Brasile & Sud America
 
 
VENEZUELA (CARACAS)  
Perché gli “chavisti” hanno abbandonato Chavez nel referendum?
di Marco Marri
Il risultato del recente referendum che ha visto la sconfitta di Chavez, anche se con uno stretto margine del 51 contro il 49 per cento, ha lasciato sul terreno numerosi interrogativi sui quali è indispensabile una riflessione. Cos’è accaduto in un anno che ha portato Chavez dal 60% dei consensi delle elezioni presidenziali del 2006 al 49% del referendum?
Lasciando anche stare le voci su un risultato “aggiustato”, o peggio la ventilata ipotesi che Chavez avrebbe voluto disconoscere il risultato, idea venuta meno di fronte al diniego dei militari, resta da capire il perché del 51% dei no e soprattutto le ragioni del 44,11 di astensioni. A sinistra in Italia si tenta di indicare nei militari anche chavisti le ragioni della sconfitta, ossia gli stessi militari non avrebbero affatto gradito l’ipotesi contenuta nella nuova costituzione di creare una “milizia popolare”, fatto che avrebbe sottratto risorse e potere alle forze armate.
Tra i militari che appoggiarono il golpe di Chavez del 92 non vi è molta passione per la scelta socialista per la vicinanza crescente con i cubani di Fidel Castro. Per non dire dei settori più tradizionalisti e conservatori. Ma anche se probabilmente si tratta di valutazioni corrette non sono sufficienti a spiegare i vuoti elettorali nelle file chaviste. Pur potenti e numerosi, i militari sono centomila, non i milioni che invece mancano all’appello.
Non è stata l’opposizione che ha vinto, sono stati vasti settori popolari che hanno appoggiato Chavez nel passato ma che nel referendum si sono spaventati passando al no o all’astensionismo per il progetto socialista della nuova costituzione. Paradossalmente i processi redistributivi del reddito messi in moto da Chavez hanno creato la causa del loro atteggiamento elettorale. L’aumento di reddito di alcuni settori popolari hanno creato un aumento del prezzo di alcuni beni alimentari che hanno cominciato a scarseggiare. Alcuni settori popolari hanno pensato che fosse una involontaria anticipazione del tristemente noto modello cubano. Se i settori più poveri del paese hanno sentito concretamente i vantaggi delle scelte politiche di Chavez nel campo sanitario, sociale e dell’istruzione, la crescente corruzione dell’apparato politico e statuale del presidente ha creato negli ultimi mesi consistenti sacche di rifiuto e di malumore.

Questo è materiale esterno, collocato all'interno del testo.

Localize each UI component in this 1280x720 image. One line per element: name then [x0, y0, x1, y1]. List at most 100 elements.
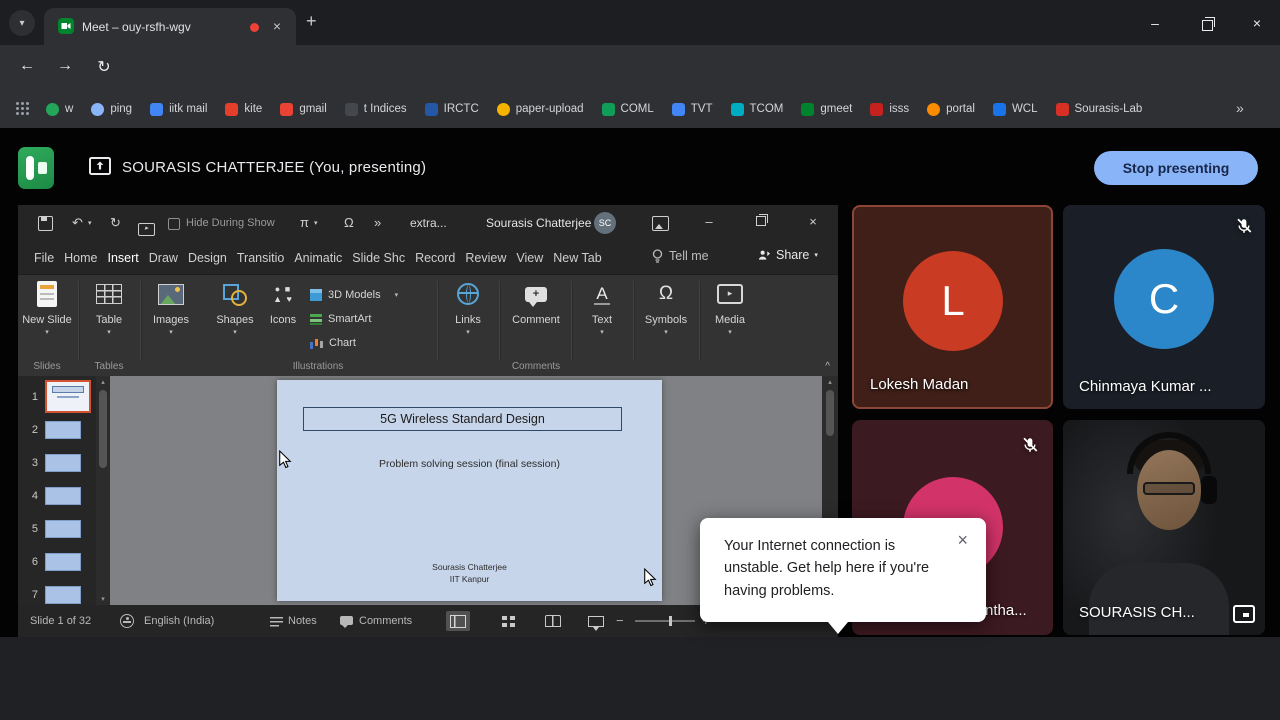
equation-pi-icon[interactable]: π	[300, 215, 309, 230]
bookmarks-overflow-icon[interactable]: »	[1236, 100, 1244, 116]
thumbnail-scrollbar[interactable]: ▴ ▾	[96, 376, 110, 605]
ribbon-tab[interactable]: Home	[64, 251, 97, 265]
ribbon-tab[interactable]: Record	[415, 251, 455, 265]
bookmark[interactable]: TVT	[671, 102, 713, 116]
ribbon-tab[interactable]: View	[516, 251, 543, 265]
symbols-button[interactable]: Ω Symbols ▾	[638, 279, 694, 357]
scroll-up-icon[interactable]: ▴	[822, 378, 838, 386]
normal-view-button[interactable]	[446, 611, 470, 631]
collapse-ribbon-icon[interactable]: ^	[825, 361, 830, 372]
notes-label[interactable]: Notes	[288, 615, 317, 627]
undo-icon[interactable]: ↶	[72, 215, 83, 231]
ribbon-tab[interactable]: File	[34, 251, 54, 265]
window-minimize-button[interactable]: –	[1145, 13, 1165, 33]
ribbon-tab[interactable]: Transitio	[237, 251, 284, 265]
slide-thumbnail[interactable]: 3	[18, 446, 96, 479]
comments-label[interactable]: Comments	[359, 615, 412, 627]
bookmark[interactable]: ping	[91, 102, 132, 116]
reading-view-button[interactable]	[541, 611, 565, 631]
slide-thumbnail[interactable]: 6	[18, 545, 96, 578]
slide-author-block[interactable]: Sourasis Chatterjee IIT Kanpur	[277, 562, 662, 586]
search-box[interactable]: extra...	[410, 216, 447, 230]
ribbon-tab[interactable]: Design	[188, 251, 227, 265]
window-close-button[interactable]: ×	[1247, 13, 1267, 33]
ribbon-tab[interactable]: Review	[465, 251, 506, 265]
bookmark[interactable]: IRCTC	[424, 102, 479, 116]
bookmark[interactable]: TCOM	[730, 102, 783, 116]
reload-icon[interactable]: ↻	[93, 57, 115, 77]
scroll-down-icon[interactable]: ▾	[96, 595, 110, 603]
scrollbar-thumb[interactable]	[99, 390, 107, 468]
table-button[interactable]: Table ▾	[81, 279, 137, 357]
tab-search-button[interactable]: ▾	[9, 10, 35, 36]
links-button[interactable]: Links ▾	[442, 279, 494, 357]
ppt-close-button[interactable]: ×	[804, 214, 822, 229]
tell-me-control[interactable]: Tell me	[652, 249, 709, 263]
slide-sorter-view-button[interactable]	[496, 611, 520, 631]
images-button[interactable]: Images ▾	[143, 279, 199, 357]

Non è difficile dire come Chavez si muoverà nei cinque anni che lo separano dalla fine del suo mandato. Dopo qualche giorno di riflessione, è ripartito subito all’attacco dell’opposizione ingiuriandola con termini volgari. L’assemblea Nazionale, dove è totalmente assente l’opposizione, ha ripreso a votare da giovedì un piano di sviluppo economico e sociale che prevede un “modello produttivo socialista” e la nascita di una “nuova geopolitica nazionale” con una modifica della struttura territoriale del Paese. La proposta di un modello socialista non è altro che una nuova versione dell’articolo 112 contenuto nella proposta di nuova costituzione respinta dal popolo venezuelano il 2 di dicembre. L’opposizione, che rimane divisa, protesta con forza, vedremo se Chavez l’ascolterà.